Nanoconfined Cu─O─Mo Asymmetric Sites Enable Ambient Spontaneous O₂-to-¹O₂ Conversion for Sustainable Water Purification

The selective activation of molecular oxygen (O₂) to singlet oxygen (¹O₂) represents a sustainable route for green oxidation yet remains fundamentally challenged by spin-forbidden transitions and kinetic trapping of superoxide intermediates. Here, an asymmetric Cu⁺─O─Mo⁶⁺ dual-site embedded within a nanoconfined membrane is constructed that drives spontaneous O₂-to-¹O₂ conversion under ambient conditions, achieving 95.2% selectivity without additional energy inputs.
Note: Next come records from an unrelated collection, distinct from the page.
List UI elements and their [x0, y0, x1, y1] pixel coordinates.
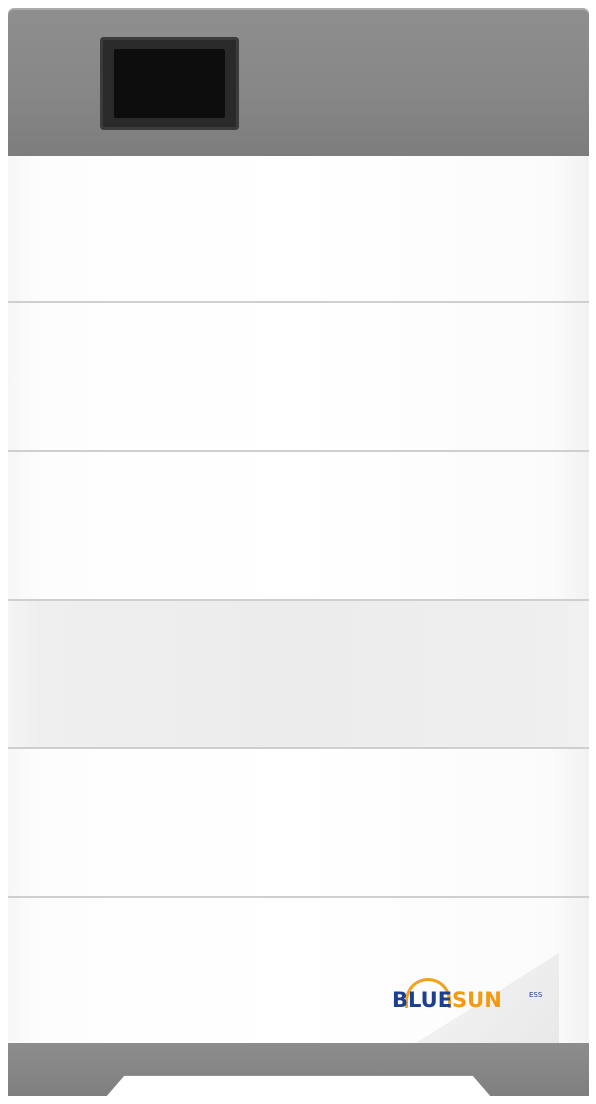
- battery-module: [8, 601, 589, 749]
- stacked-battery-unit: [8, 8, 589, 1096]
- display-bezel: [100, 37, 239, 130]
- battery-module: [8, 156, 589, 303]
- battery-base: [8, 1043, 589, 1096]
- product-photo: BLUESUN ESS: [0, 0, 596, 1104]
- battery-module: [8, 898, 589, 1043]
- battery-module: [8, 303, 589, 452]
- brand-logo-text: BLUESUN: [392, 988, 502, 1012]
- battery-module: [8, 452, 589, 601]
- brand-logo-suffix: SUN: [452, 988, 502, 1012]
- battery-module: [8, 749, 589, 898]
- brand-logo-prefix: BLUE: [392, 988, 453, 1012]
- brand-logo-tag: ESS: [529, 991, 543, 999]
- control-cap: [8, 8, 589, 156]
- display-screen: [114, 49, 225, 118]
- brand-logo: BLUESUN ESS: [392, 974, 542, 1014]
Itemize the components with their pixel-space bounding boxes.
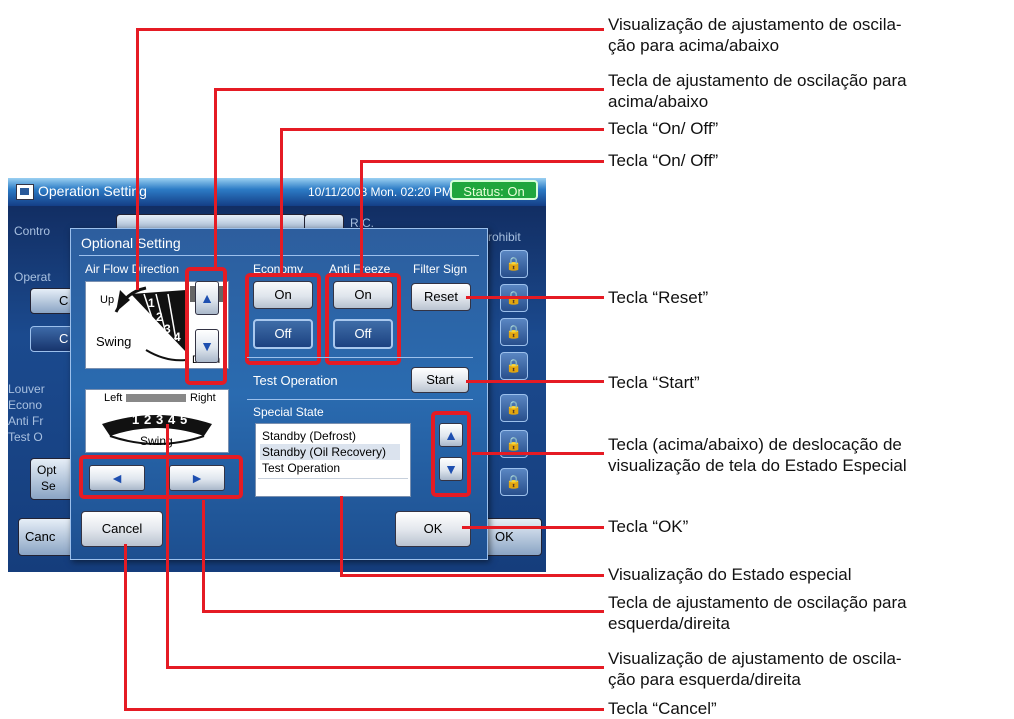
swing-right-button[interactable]: ► bbox=[169, 465, 225, 491]
callout-line bbox=[340, 574, 604, 577]
control-label: Contro bbox=[14, 224, 51, 238]
screen-title: Operation Setting bbox=[38, 183, 147, 199]
callout-leftright-display: Visualização de ajustamento de oscila- ç… bbox=[608, 649, 902, 689]
title-bar: Operation Setting 10/11/2008 Mon. 02:20 … bbox=[8, 178, 546, 206]
special-state-item: Test Operation bbox=[262, 461, 341, 475]
dialog-title: Optional Setting bbox=[81, 235, 181, 251]
opt-label: Opt bbox=[37, 463, 57, 477]
callout-updown-display: Visualização de ajustamento de oscila- ç… bbox=[608, 15, 902, 55]
special-state-scroll-up-button[interactable]: ▲ bbox=[439, 423, 463, 447]
callout-line bbox=[136, 28, 139, 290]
lock-icon[interactable]: 🔒 bbox=[500, 250, 528, 278]
callout-line bbox=[214, 88, 217, 268]
callout-line bbox=[466, 296, 604, 299]
list-divider bbox=[258, 478, 408, 479]
airflow-direction-label: Air Flow Direction bbox=[85, 262, 180, 276]
callout-line bbox=[360, 160, 604, 163]
test-operation-label: Test Operation bbox=[253, 373, 338, 388]
callout-leftright-key: Tecla de ajustamento de oscilação para e… bbox=[608, 593, 907, 633]
callout-line bbox=[466, 380, 604, 383]
se-label: Se bbox=[41, 479, 56, 493]
cancel-button[interactable]: Cancel bbox=[81, 511, 163, 547]
swing-label-updown: Swing bbox=[96, 334, 132, 349]
lock-icon[interactable]: 🔒 bbox=[500, 352, 528, 380]
ud-step-4: 4 bbox=[174, 330, 181, 344]
callout-line bbox=[280, 128, 604, 131]
swing-down-button[interactable]: ▼ bbox=[195, 329, 219, 363]
optional-setting-dialog: Optional Setting Air Flow Direction Econ… bbox=[70, 228, 488, 560]
economy-off-button[interactable]: Off bbox=[253, 319, 313, 349]
callout-line bbox=[472, 452, 604, 455]
test-operation-label-bg: Test O bbox=[8, 430, 43, 444]
callout-line bbox=[280, 128, 283, 274]
callout-start: Tecla “Start” bbox=[608, 373, 700, 392]
reset-button[interactable]: Reset bbox=[411, 283, 471, 311]
lr-step-2: 2 bbox=[144, 412, 152, 427]
callout-line bbox=[202, 500, 205, 612]
operation-label: Operat bbox=[14, 270, 51, 284]
divider-2 bbox=[247, 399, 473, 400]
window-icon bbox=[16, 184, 34, 200]
antifreeze-on-button[interactable]: On bbox=[333, 281, 393, 309]
up-label: Up bbox=[100, 294, 115, 306]
ud-step-1: 1 bbox=[148, 296, 155, 310]
callout-economy-onoff: Tecla “On/ Off” bbox=[608, 119, 719, 138]
ud-step-3: 3 bbox=[164, 322, 171, 336]
special-state-item: Standby (Defrost) bbox=[262, 429, 357, 443]
swing-up-button[interactable]: ▲ bbox=[195, 281, 219, 315]
callout-line bbox=[124, 708, 604, 711]
callout-line bbox=[202, 610, 604, 613]
lr-step-1: 1 bbox=[132, 412, 140, 427]
special-state-scroll-down-button[interactable]: ▼ bbox=[439, 457, 463, 481]
callout-reset: Tecla “Reset” bbox=[608, 288, 709, 307]
louver-label: Louver bbox=[8, 382, 45, 396]
ud-step-2: 2 bbox=[156, 310, 163, 324]
special-state-item: Standby (Oil Recovery) bbox=[260, 444, 400, 460]
callout-cancel: Tecla “Cancel” bbox=[608, 699, 717, 718]
left-label: Left bbox=[104, 392, 123, 404]
economy-label-bg: Econo bbox=[8, 398, 43, 412]
lr-step-3: 3 bbox=[156, 412, 164, 427]
callout-line bbox=[214, 88, 604, 91]
special-state-list: Standby (Defrost) Standby (Oil Recovery)… bbox=[255, 423, 411, 497]
antifreeze-off-button[interactable]: Off bbox=[333, 319, 393, 349]
lock-icon[interactable]: 🔒 bbox=[500, 318, 528, 346]
callout-line bbox=[136, 28, 604, 31]
divider-1 bbox=[247, 357, 473, 358]
callout-ok: Tecla “OK” bbox=[608, 517, 689, 536]
economy-on-button[interactable]: On bbox=[253, 281, 313, 309]
swing-left-button[interactable]: ◄ bbox=[89, 465, 145, 491]
prohibit-label: rohibit bbox=[488, 230, 521, 244]
callout-line bbox=[166, 666, 604, 669]
callout-special-state-display: Visualização do Estado especial bbox=[608, 565, 852, 584]
filter-sign-label: Filter Sign bbox=[413, 262, 468, 276]
callout-line bbox=[166, 424, 169, 668]
antifreeze-label-bg: Anti Fr bbox=[8, 414, 44, 428]
special-state-label: Special State bbox=[253, 405, 324, 419]
title-divider bbox=[79, 255, 479, 256]
lr-step-5: 5 bbox=[180, 412, 188, 427]
ok-button[interactable]: OK bbox=[395, 511, 471, 547]
date-time: 10/11/2008 Mon. 02:20 PM bbox=[308, 185, 452, 199]
callout-line bbox=[340, 496, 343, 576]
status-badge: Status: On bbox=[450, 180, 538, 200]
callout-line bbox=[124, 544, 127, 710]
lr-step-4: 4 bbox=[168, 412, 176, 427]
leftright-swing-display: Left Right 1 2 3 4 5 Swing bbox=[85, 389, 229, 453]
start-button[interactable]: Start bbox=[411, 367, 469, 393]
right-label: Right bbox=[190, 392, 216, 404]
callout-antifreeze-onoff: Tecla “On/ Off” bbox=[608, 151, 719, 170]
callout-line bbox=[360, 160, 363, 274]
lock-icon[interactable]: 🔒 bbox=[500, 468, 528, 496]
callout-special-state-scroll: Tecla (acima/abaixo) de deslocação de vi… bbox=[608, 435, 907, 475]
lock-icon[interactable]: 🔒 bbox=[500, 394, 528, 422]
callout-updown-key: Tecla de ajustamento de oscilação para a… bbox=[608, 71, 907, 111]
callout-line bbox=[462, 526, 604, 529]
Experimental and theoretical analyses reveal that electron-rich Cu⁺ sites facilitate spin-selective electron transfer to adsorbed O₂ while adjacent Mo⁶⁺ sites stabilize Cu⁺ species and facilitate the direct formation of ¹O₂, bypassing the conventional superoxide desorption bottleneck. The nanoconfined environment further concentrates local reactants, yielding a 0.053 ms⁻¹ degradation rate constant, exceeding most Fenton-like systems. The system maintains operational stability for 146 h in continuous-flow filtration with ultralow metal leaching (<0.02 mg L⁻¹) and operational cost (0.01 USD L⁻¹), enabling over 95% removal of diverse micropollutants in complex water matrices. This work establishes a new catalytic paradigm merging atomic-scale asymmetric site design with nanoconfinement engineering for sustainable and selective O₂ activation, providing an efficient and environmentally benign strategy for advanced water purification.